Adiantou-se até a porta.
- Tenho que ir à cidade para providenciar a papelada. - fez uma mesura, o gesto galante contrastando com a aparência desalinhada. - Senhoras.
Dulce observou-o desaparecendo pela porta. Era o homem mais estranho que já conhecera, às vezes rude feito um estivador, mesmo enquanto ajudava a libertar uma escrava. Caprichoso, era o que aquele homem era. Era provável que já tivesse se esquecido do beijo da noite anterior. A julgar pelo mau humor com que acordara, certamente não o considerara “mágico” tampouco. Céus, quantas vezes a vida tinha que lhe ensinar aquela lição? perguntou-se ela, desgostosa. Fora apenas um beijo, disse a si mesma. Já passara da idade de debutante para ficar devaneando por causa de um simples beijo e era orgulhosa demais para admitir que devia ter significado muito mais para ela do que para Christopher.

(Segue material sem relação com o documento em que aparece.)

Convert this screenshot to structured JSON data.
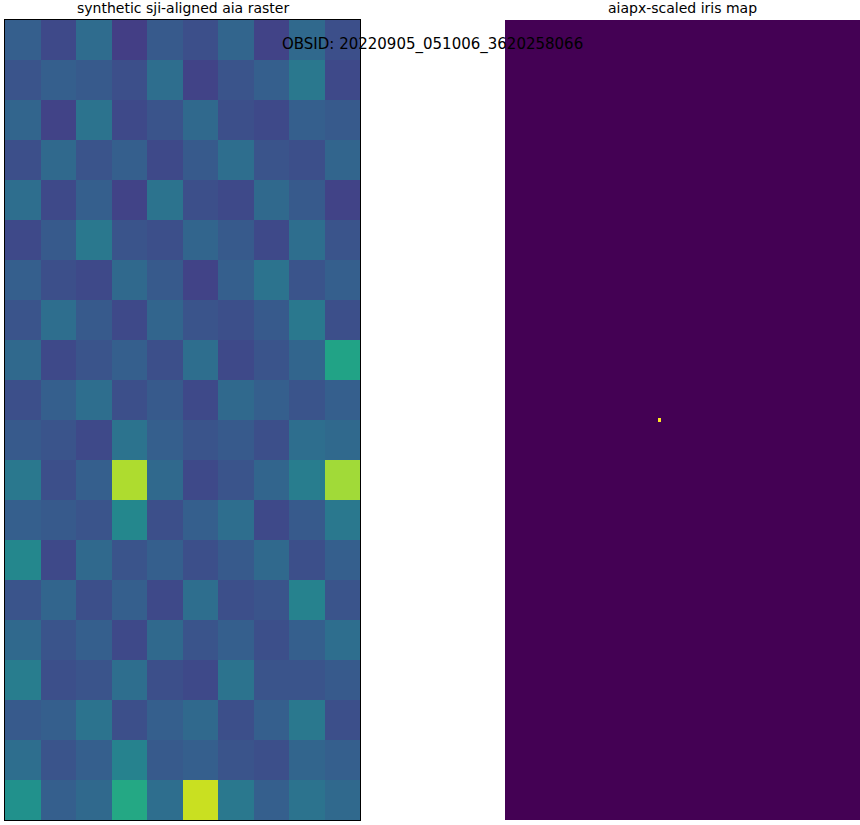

Sabia que o que se passava em seu coração devia estar transparecendo em seus olhos, pois percebeu que Ale a observava com curiosidade, mas não pôde conter os pensamentos. A noite anterior não significara nada para Christopher. Era provável que nem se lembrasse da conversa que haviam tido, da dança, do beijo que haviam trocado no terraço dando para aquela espetacular vista noturna.
Não podia culpá-lo, não realmente. Que homem na face da terra admitiria ter beijado a solteirona de Beacon Hill?
Christopher esperava que sua demonstração de indiferença tivesse sido convincente. Acordara naquela manhã após o baile de máscaras do Ano-Novo com dor de cabeça e um profundo desejo.
Pensamentos sobre Dulce Savinon torturaram-no durante sua ida ao cais e acompanharam-no enquanto deveria estar concentrado apenas em subornar uma autoridade para conseguir logo a carta de alforria para Fayette. Assim que a obteve, entregou-a a Edison Carneiro, que o agradeceu com lágrimas nos olhos.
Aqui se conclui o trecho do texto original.